Building supplies retailer Wolseley has grown trading profits by 64 per cent in the six months to the end of January as smaller builders continued to pull in renovation, maintenance and improvement work on houses.
Trading profit rose to £275m in the half year, up from £167m in the same half in 2010, while pre-tax profit rose to £195m, up from a £261m loss in 2010.
The group, which supplies professional builders, has cut net debt to £933m from nearly £1.5bn in the half year in 2010.
Earnings per share have also soared to 47p from a 79p loss per share in 2010 and the company has reinstated its interim dividend, paying 15p per share.
Chief executive Ian Meakins said the company had acted defensively to protect margins and cut costs in a “fragile” environment.
“The overall macro-economic environment in several regions continues to be fragile and pricing competition remains intense.

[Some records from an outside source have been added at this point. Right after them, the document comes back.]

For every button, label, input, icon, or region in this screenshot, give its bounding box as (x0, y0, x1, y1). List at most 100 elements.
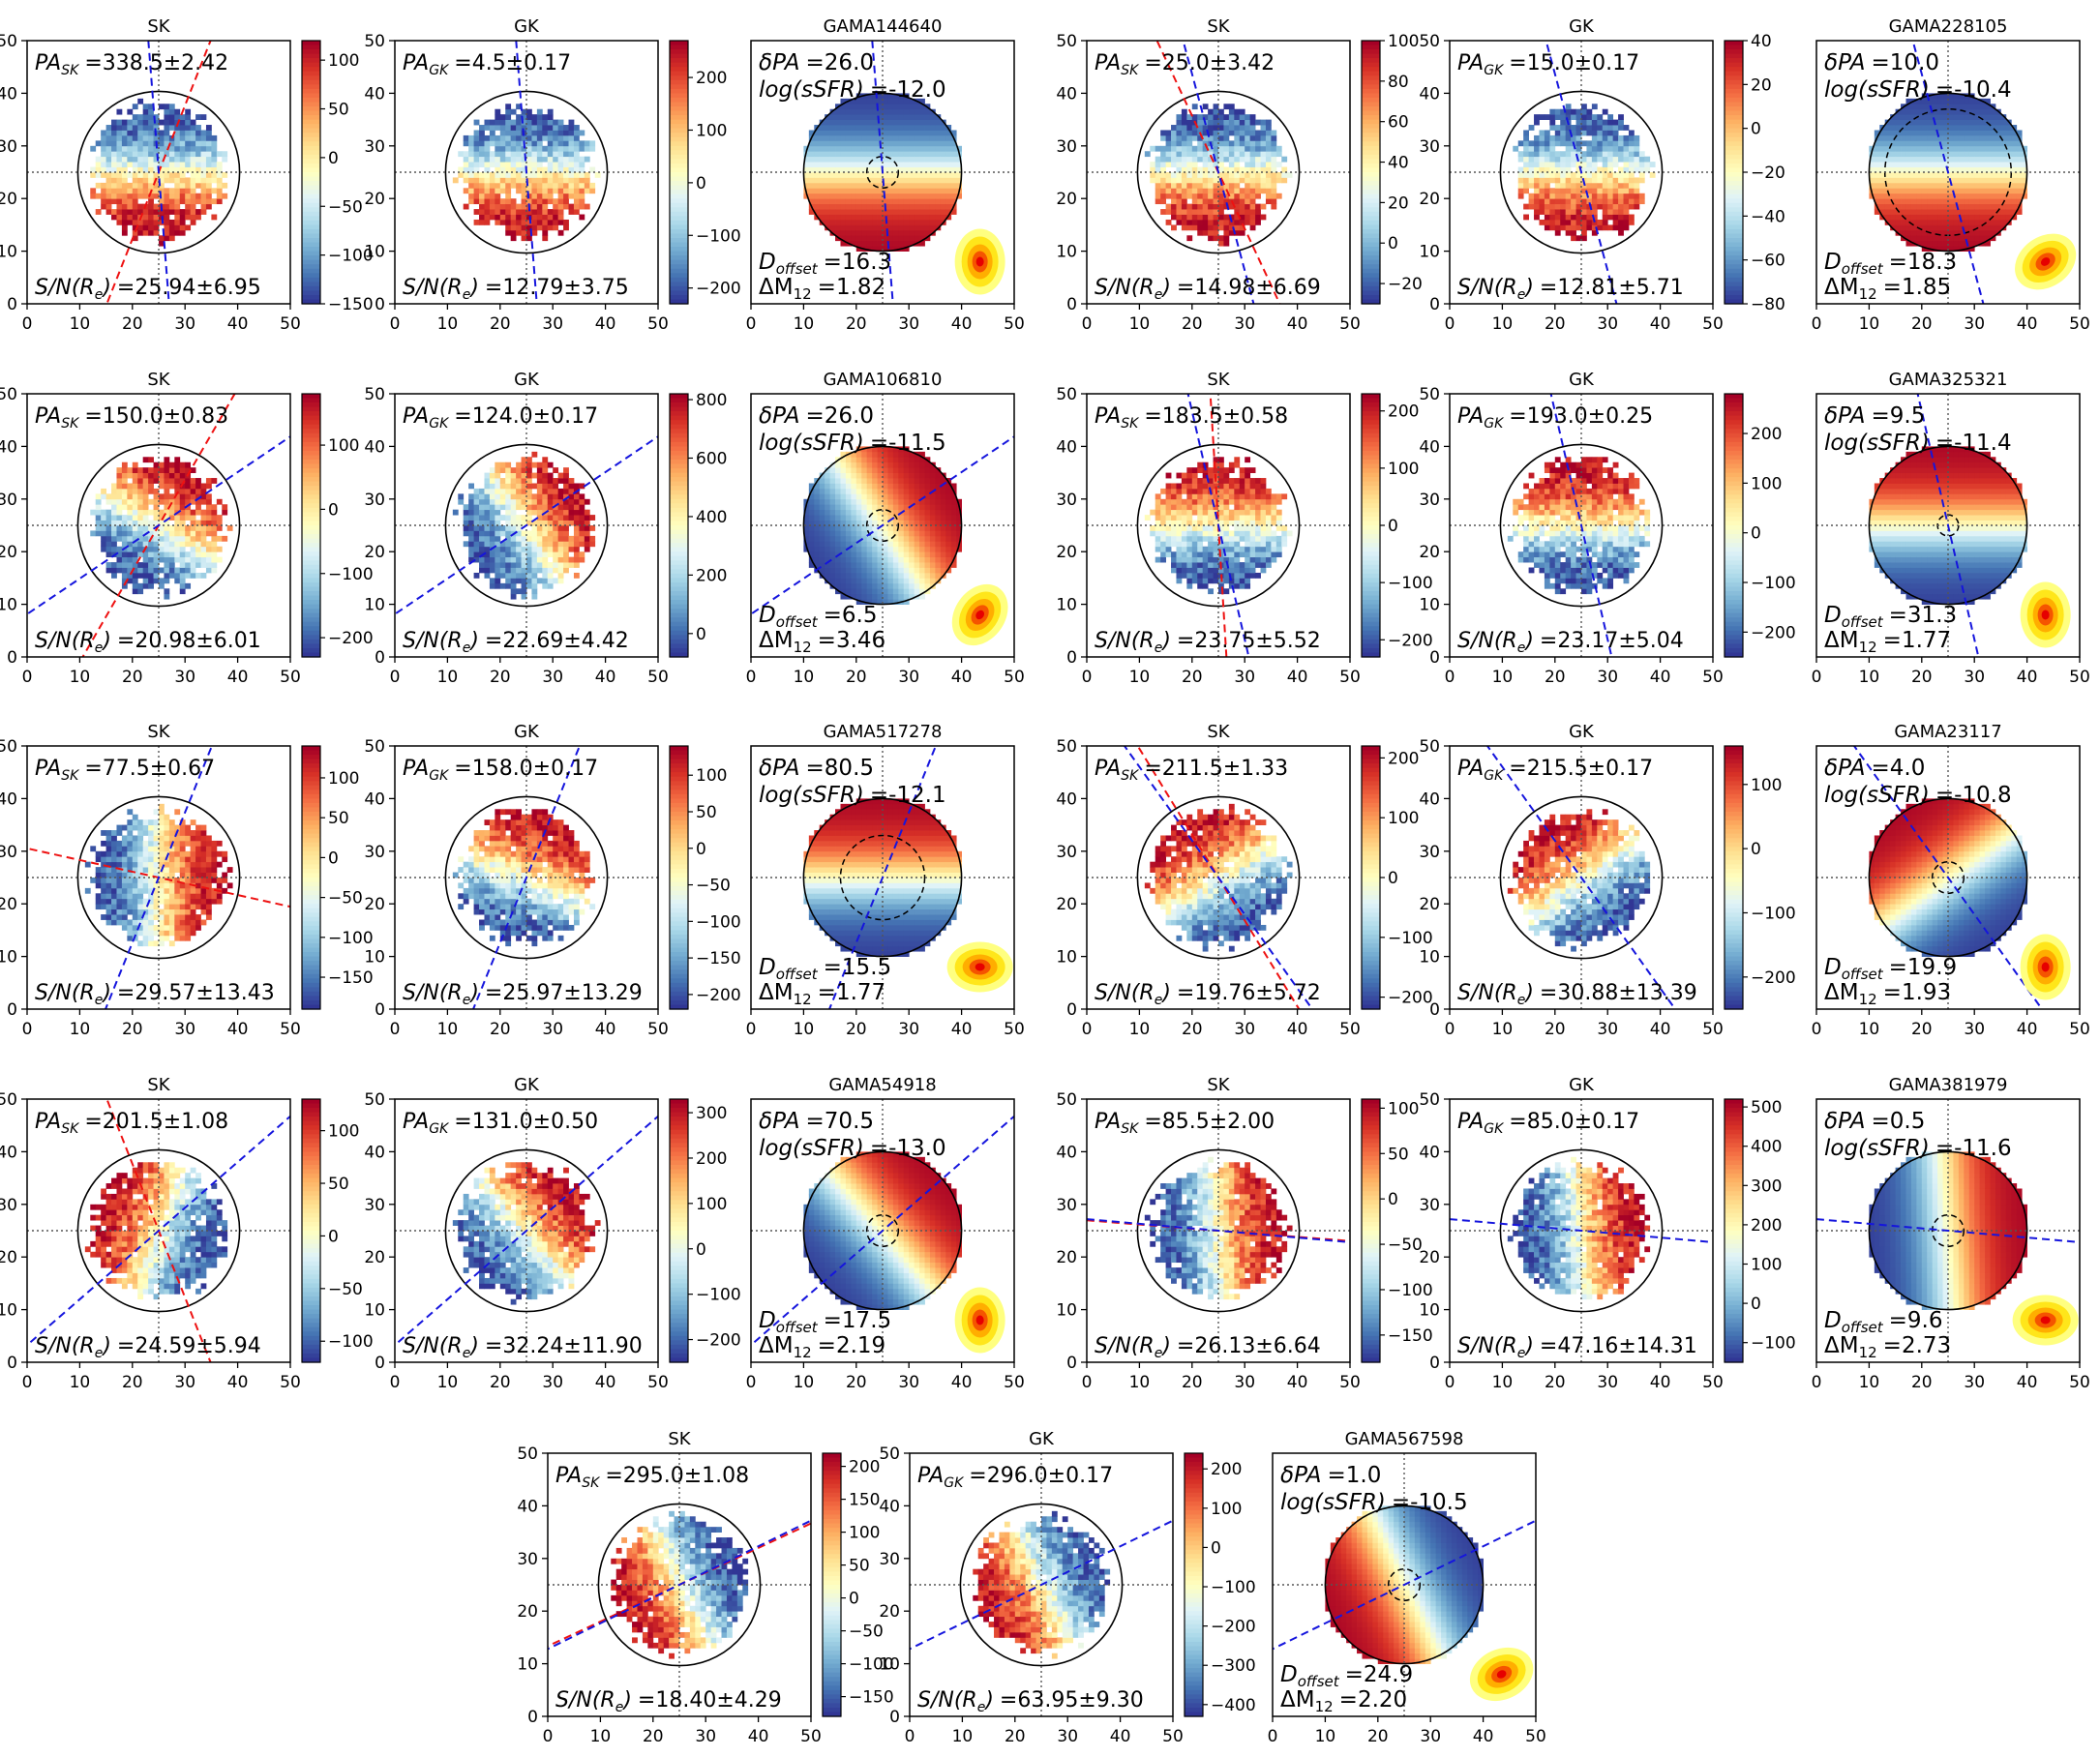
gk-pa-line (751, 435, 1014, 615)
x-tick-label: 40 (595, 314, 616, 334)
x-tick-label: 50 (1339, 668, 1361, 687)
x-tick-label: 10 (437, 1020, 459, 1039)
y-tick-label: 0 (7, 1000, 17, 1020)
colorbar-tick-label: 150 (849, 1491, 880, 1510)
colorbar-tick-label: −300 (1211, 1656, 1256, 1676)
colorbar-tick-label: −100 (849, 1655, 894, 1675)
colorbar-tick-label: −50 (849, 1623, 884, 1642)
colorbar-tick-label: 200 (696, 1149, 727, 1169)
colorbar-tick-label: 0 (328, 500, 339, 520)
colorbar-tick-label: −200 (1388, 989, 1433, 1008)
y-tick-label: 40 (364, 84, 385, 104)
sn-annotation: S/N(Re) =25.94±6.95 (35, 276, 261, 303)
gk-pa-line (1816, 1218, 2080, 1243)
y-tick-label: 30 (517, 1550, 538, 1569)
plot-area (1450, 41, 1713, 304)
x-tick-label: 40 (1287, 668, 1308, 687)
inner-dashed-circle (865, 155, 900, 190)
velocity-field (84, 803, 233, 947)
x-tick-label: 50 (1702, 668, 1724, 687)
gk-pa-line (1852, 746, 2044, 1009)
inner-dashed-circle (865, 1213, 900, 1248)
velocity-field (1507, 457, 1651, 595)
y-tick-label: 40 (1056, 437, 1077, 457)
y-tick-label: 20 (0, 1248, 17, 1267)
colorbar-tick-label: −100 (696, 226, 741, 246)
axes-frame (1449, 745, 1714, 1010)
axes-frame (909, 1452, 1174, 1717)
x-tick-label: 30 (1597, 668, 1618, 687)
colorbar-tick-label: −80 (1751, 295, 1785, 314)
y-tick-label: 30 (364, 491, 385, 510)
x-tick-label: 50 (647, 1373, 669, 1392)
pa-annotation: PAGK =193.0±0.25 (1457, 404, 1653, 432)
colorbar-tick-label: 200 (1388, 749, 1419, 768)
gk-pa-line (548, 1519, 811, 1651)
colorbar-frame (301, 393, 321, 658)
ssfr-annotation: log(sSFR) =-12.1 (759, 783, 946, 808)
delta-pa-annotation: δPA =10.0 (1824, 50, 1939, 75)
plot-area (27, 1099, 290, 1362)
panel-title: GK (514, 1075, 540, 1095)
dm12-annotation: ΔM12 =3.46 (759, 628, 885, 656)
colorbar-tick-label: −100 (1388, 574, 1433, 593)
colorbar-tick-label: −100 (1751, 1334, 1796, 1354)
dm12-annotation: ΔM12 =1.82 (759, 275, 885, 303)
panel-title: SK (147, 1075, 170, 1095)
axes-frame (1815, 1098, 2081, 1363)
x-tick-label: 10 (1492, 1020, 1514, 1039)
y-tick-label: 0 (1429, 1000, 1440, 1020)
x-tick-label: 20 (643, 1727, 664, 1746)
velocity-field (1325, 1505, 1484, 1664)
ssfr-annotation: log(sSFR) =-13.0 (759, 1136, 946, 1161)
delta-pa-annotation: δPA =70.5 (759, 1109, 874, 1134)
colorbar-tick-label: −200 (1751, 623, 1796, 642)
y-tick-label: 30 (0, 137, 17, 157)
colorbar-tick-label: 0 (1388, 869, 1398, 888)
y-tick-label: 50 (0, 737, 17, 757)
plot-area (910, 1453, 1173, 1716)
colorbar-tick-label: 200 (1751, 1216, 1782, 1236)
panel-title: GAMA144640 (824, 16, 943, 37)
colorbar-tick-label: 800 (696, 391, 727, 410)
colorbar-tick-label: 100 (328, 51, 359, 71)
y-tick-label: 0 (375, 295, 385, 314)
x-tick-label: 20 (490, 668, 511, 687)
y-tick-label: 0 (527, 1708, 538, 1727)
y-tick-label: 40 (1056, 84, 1077, 104)
x-tick-label: 20 (1182, 1020, 1203, 1039)
gk-pa-line (147, 41, 170, 304)
panel-title: GAMA228105 (1889, 16, 2008, 37)
axes-frame (1086, 393, 1351, 658)
x-tick-label: 40 (1473, 1727, 1494, 1746)
panel-title: GK (514, 370, 540, 390)
x-tick-label: 30 (174, 668, 195, 687)
colorbar-tick-label: 40 (1388, 154, 1409, 173)
axes-frame (26, 1098, 291, 1363)
panel-title: GAMA381979 (1889, 1075, 2008, 1095)
x-tick-label: 50 (1004, 1020, 1025, 1039)
colorbar-tick-label: −40 (1751, 207, 1785, 226)
colorbar-tick-label: −50 (328, 1280, 363, 1299)
plot-area (1816, 746, 2080, 1009)
pa-annotation: PASK =211.5±1.33 (1095, 757, 1288, 784)
x-tick-label: 20 (1911, 1020, 1933, 1039)
colorbar-tick-label: −200 (328, 629, 374, 648)
velocity-field (973, 1510, 1111, 1659)
delta-pa-annotation: δPA =4.0 (1824, 756, 1925, 781)
x-tick-label: 0 (1445, 1373, 1455, 1392)
x-tick-label: 20 (1005, 1727, 1026, 1746)
x-tick-label: 10 (1859, 314, 1880, 334)
x-tick-label: 40 (2017, 1020, 2038, 1039)
colorbar-frame (669, 393, 689, 658)
y-tick-label: 10 (0, 1301, 17, 1321)
colorbar-tick-label: 20 (1388, 194, 1409, 213)
y-tick-label: 10 (364, 948, 385, 968)
x-tick-label: 40 (2017, 1373, 2038, 1392)
x-tick-label: 40 (227, 1373, 249, 1392)
delta-pa-annotation: δPA =1.0 (1280, 1463, 1381, 1488)
colorbar-tick-label: 50 (328, 1175, 349, 1194)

The impact of recent VAT increases and government spending cuts leaves the outlook in the UK more uncertain,” he said.
Revenue rose five per cent on a like-for-like basis in the six months to £6.63bn from £6.33bn in the 2010 half.
Wolseley also made structural changes, adding three small bolt-on acquisitions in the period and selling its Italian business in February this year.
“The group expects to continue to grow in the second half of the year, though the comparatives will now be much more demanding,” Meakins added.
Keith Bowman at Hargreaves Lansdown said Wolseley's shares have outperformed the FTSE 100 by 25 per cent over the past year so the group's recovery was already well priced in.
"Management have again peppered outlook comments with caution," he said. "The shares remain a geared play on economic recovery, particularly in the US."